A full-size copy was made in the mid-20th century, which is on display in Monteleone.

== Restitution controversy ==
The ownership of the chariot has long been contested. As early as February 1904, the loss of the chariot was raised in the Italian Chamber of Deputies in an interrogation by Felice Barnabei. Barnabei referred to the chariot as having been illegally exported, and pressed for measures to prevent similar losses. He further criticized the export-control system as unable to respond quickly at discovery sites, arguing that failures in oversight enabled the removal and resale of antiquities.

In January 2005, the municipality of Monteleone began a campaign aimed at recovering the chariot from the Met; their efforts did not initially receive the backing of the Italian government. The Metropolitan Museum has responded that the chariot was "purchased in good faith".

The issue was reopened after the discovery in 2018 of sixteen letters by the historian Guglielmo Berattino in the Civic Library of Ivrea.

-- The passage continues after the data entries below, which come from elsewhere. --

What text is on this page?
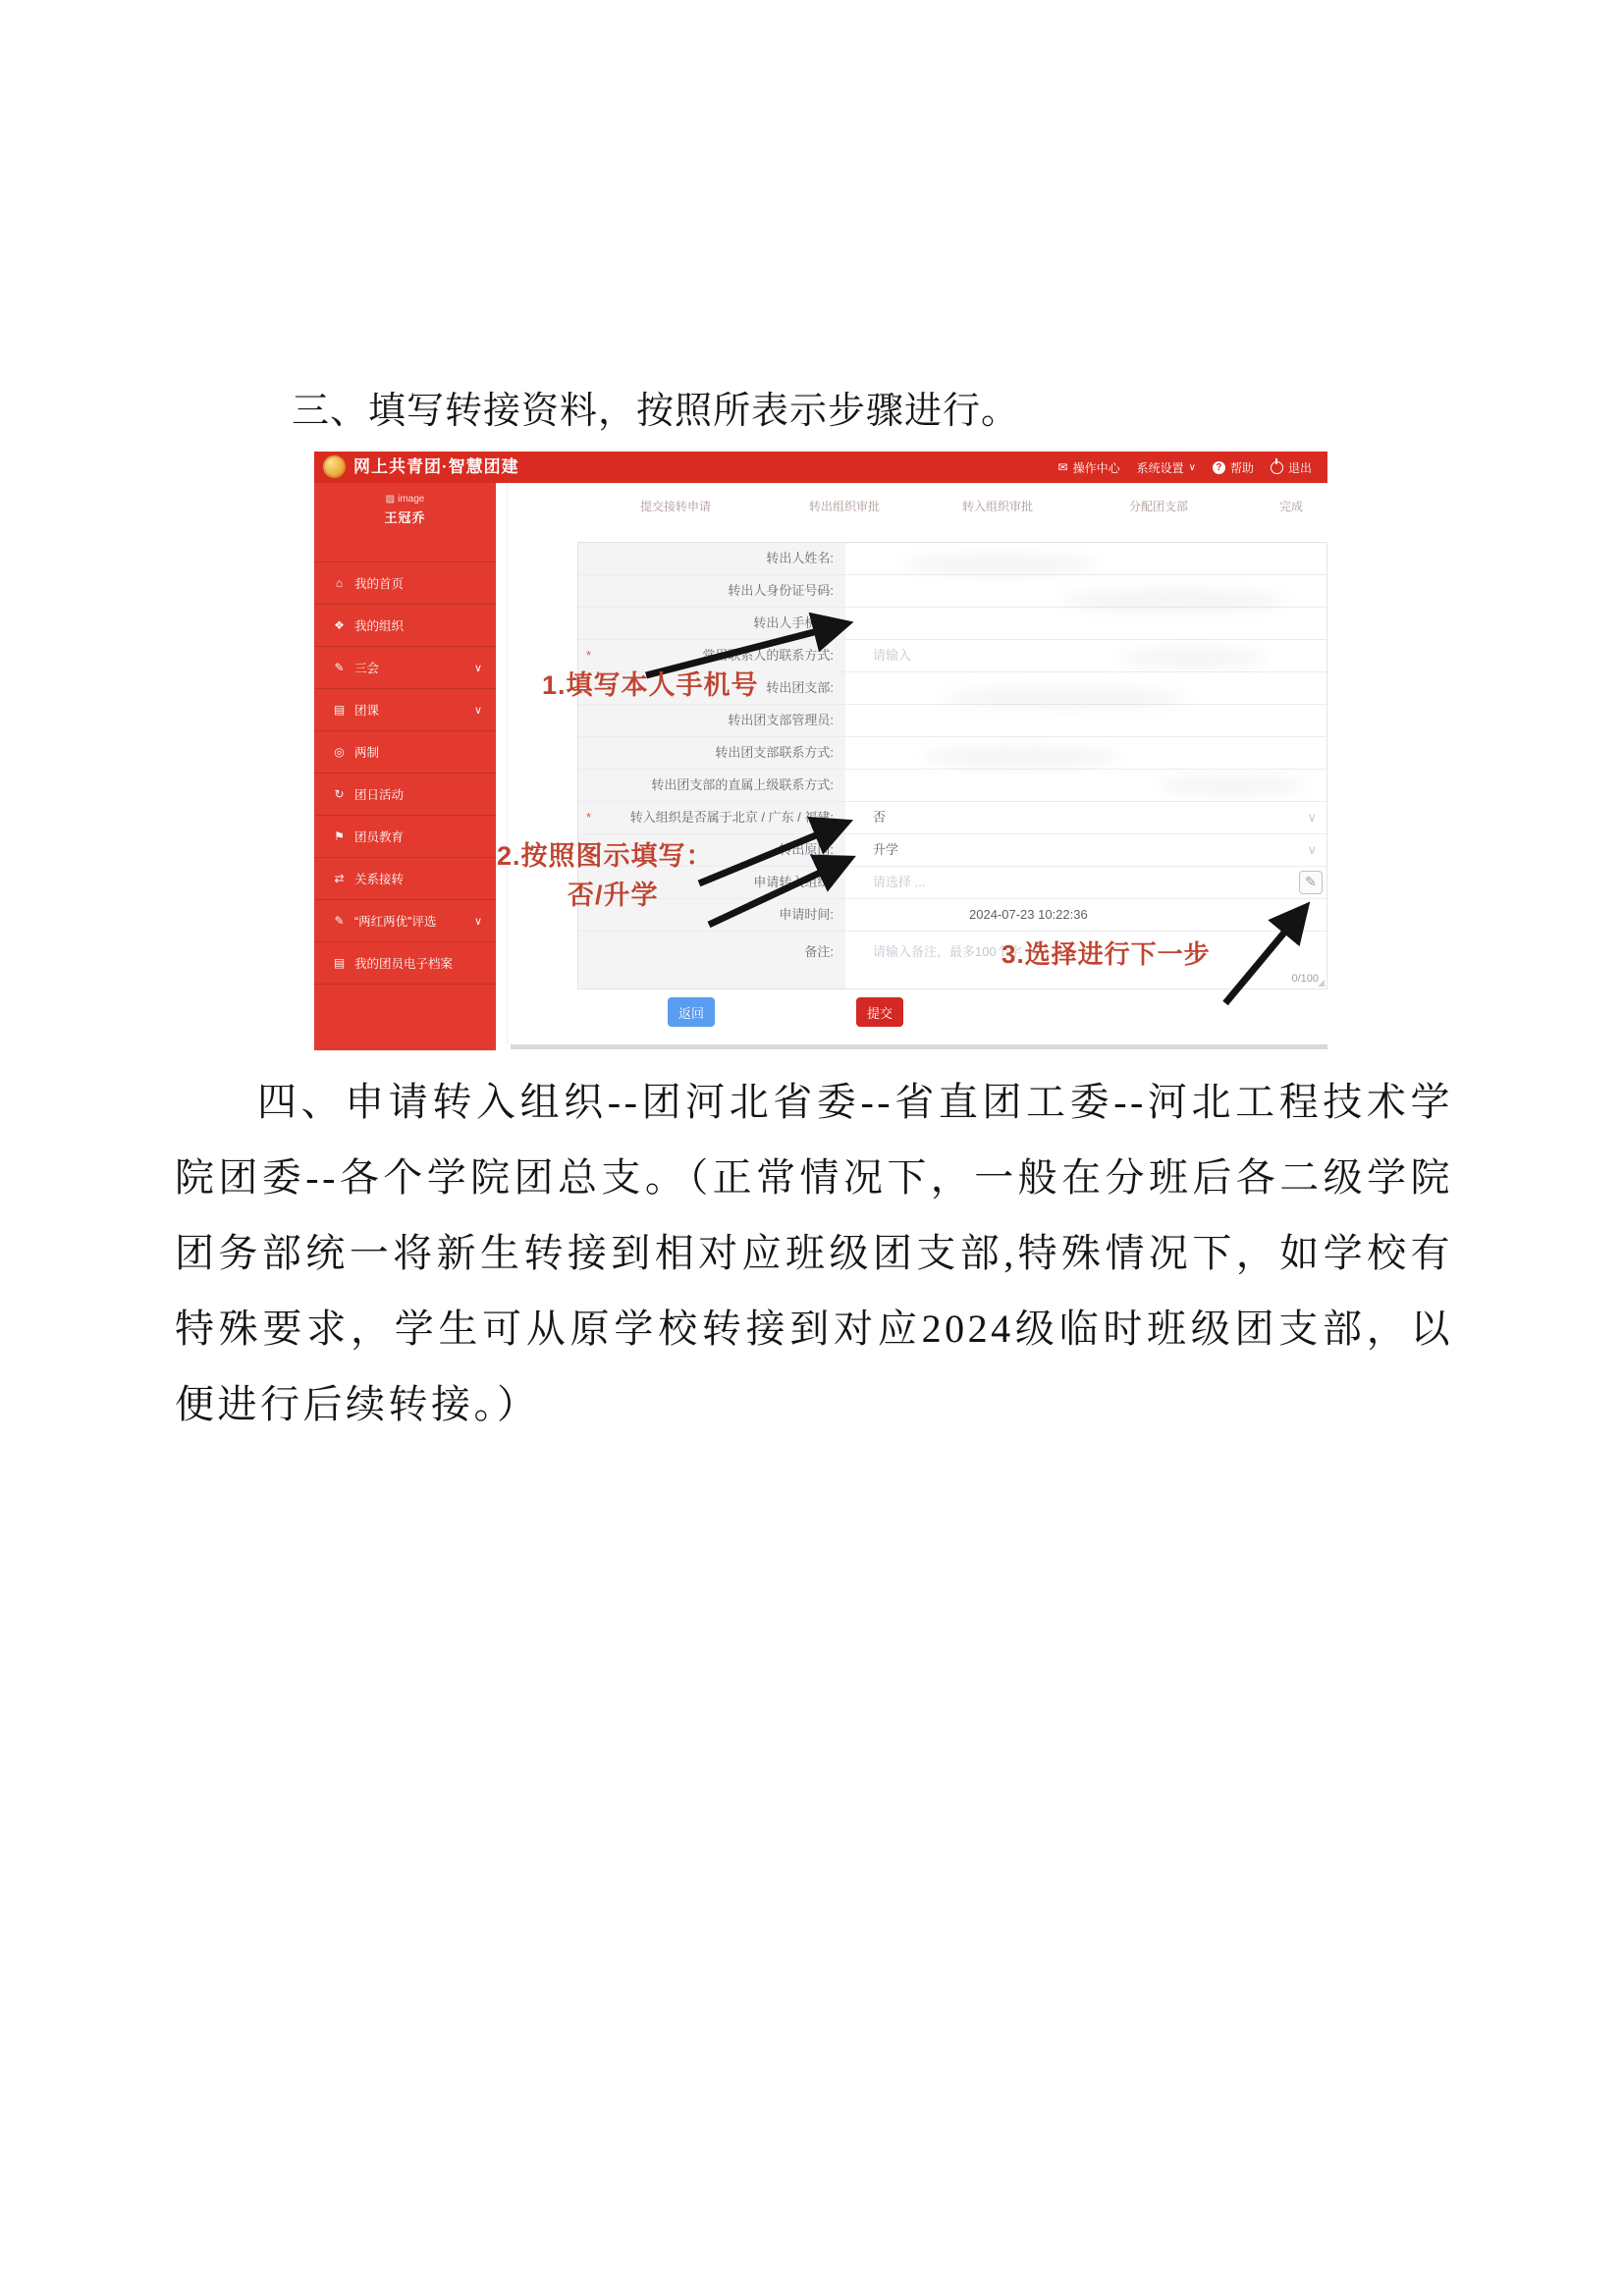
三、填写转接资料，按照所表示步骤进行。
网上共青团·智慧团建	✉ 操作中心 系统设置 ∨	? 帮助	退出
提交接转申请	转出组织审批	转入组织审批	分配团支部	完成
▨ image
王冠乔
⌂ 我的首页
❖ 我的组织
✎ 三会	∨
▤ 团课	∨
◎ 两制
↻ 团日活动
⚑ 团员教育
⇄ 关系接转
✎ “两红两优”评选	∨
▤ 我的团员电子档案
转出人姓名:
转出人身份证号码:
转出人手机号:
*	常用联系人的联系方式:	请输入
转出团支部:
转出团支部管理员:
转出团支部联系方式:
转出团支部的直属上级联系方式:
*	转入组织是否属于北京 / 广东 / 福建:	否	∨
转出原因:	升学	∨
申请转入组织:	请选择 ...	✎
申请时间:	2024-07-23 10:22:36
备注:	请输入备注，最多100个字
0/100
返回	提交
1.填写本人手机号
2.按照图示填写：
否/升学
3.选择进行下一步

四、申请转入组织--团河北省委--省直团工委--河北工程技术学院团委--各个学院团总支。（正常情况下，一般在分班后各二级学院团务部统一将新生转接到相对应班级团支部,特殊情况下，如学校有特殊要求，学生可从原学校转接到对应2024级临时班级团支部，以便进行后续转接。）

The correspondence shows that there were specific arrangements between Metropolitan director Luigi Palma di Cesnola and Count Toesca di Rivarolo, who helped get the chariot out of Italy. Berattino stated that the letters demonstrate that the people involved were fully aware of what they were doing and that the role previously attributed to J. P. Morgan in the acquisition was mistaken. The letters also show that those involved knew the chariot had been taken out of Italy in violation of export laws already in force at the time.

The letters also frame the Rogers donation as a workaround intended to protect the museum from legal liability. This was a multimillion-dollar bequest left to the Metropolitan Museum in 1901 by the railroad magnate Jacob S. Rogers, which financed major purchases of high-profile artworks, including the Monteleone chariot.

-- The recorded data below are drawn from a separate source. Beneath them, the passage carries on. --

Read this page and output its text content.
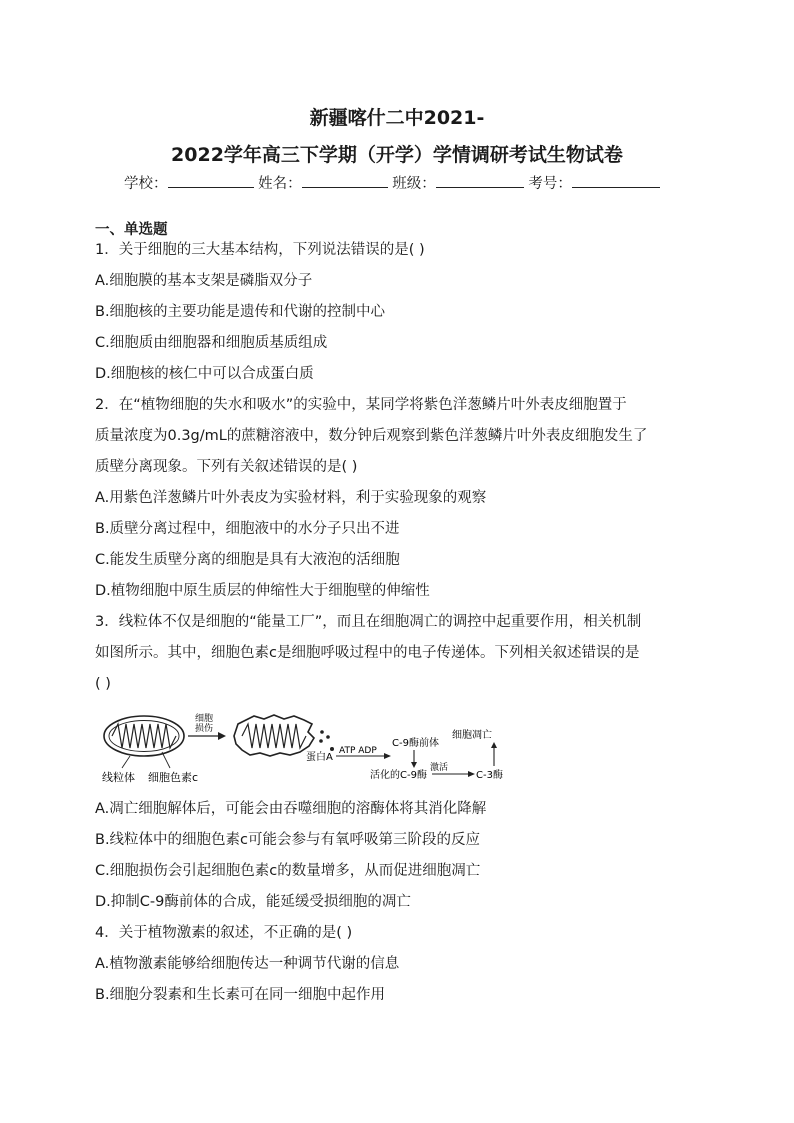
新疆喀什二中2021-
2022学年高三下学期（开学）学情调研考试生物试卷
学校：	姓名：	班级：	考号：
一、单选题
1．关于细胞的三大基本结构，下列说法错误的是( )
A.细胞膜的基本支架是磷脂双分子
B.细胞核的主要功能是遗传和代谢的控制中心
C.细胞质由细胞器和细胞质基质组成
D.细胞核的核仁中可以合成蛋白质
2．在“植物细胞的失水和吸水”的实验中，某同学将紫色洋葱鳞片叶外表皮细胞置于
质量浓度为0.3g/mL的蔗糖溶液中，数分钟后观察到紫色洋葱鳞片叶外表皮细胞发生了
质壁分离现象。下列有关叙述错误的是( )
A.用紫色洋葱鳞片叶外表皮为实验材料，利于实验现象的观察
B.质壁分离过程中，细胞液中的水分子只出不进
C.能发生质壁分离的细胞是具有大液泡的活细胞
D.植物细胞中原生质层的伸缩性大于细胞壁的伸缩性
3．线粒体不仅是细胞的“能量工厂”，而且在细胞凋亡的调控中起重要作用，相关机制
如图所示。其中，细胞色素c是细胞呼吸过程中的电子传递体。下列相关叙述错误的是
( )
细胞
损伤
蛋白A
ATP ADP
C-9酶前体
活化的C-9酶
激活
C-3酶
细胞凋亡
线粒体 细胞色素c
A.凋亡细胞解体后，可能会由吞噬细胞的溶酶体将其消化降解
B.线粒体中的细胞色素c可能会参与有氧呼吸第三阶段的反应
C.细胞损伤会引起细胞色素c的数量增多，从而促进细胞凋亡
D.抑制C-9酶前体的合成，能延缓受损细胞的凋亡
4．关于植物激素的叙述，不正确的是( )
A.植物激素能够给细胞传达一种调节代谢的信息
B.细胞分裂素和生长素可在同一细胞中起作用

In April 2019 the Committee for the Recovery of Works Stolen from Italy began a legal review of the circumstances under which the chariot was transferred abroad, and prepared further analysis before any decision on seeking restitution.

In July 2025 the Italian Ministry of Culture formally supported a diplomatic request for the chariot’s return. The move followed recent research highlighting letters indicating that the Metropolitan Museum leadership knew the chariot had been taken out of the country illegally.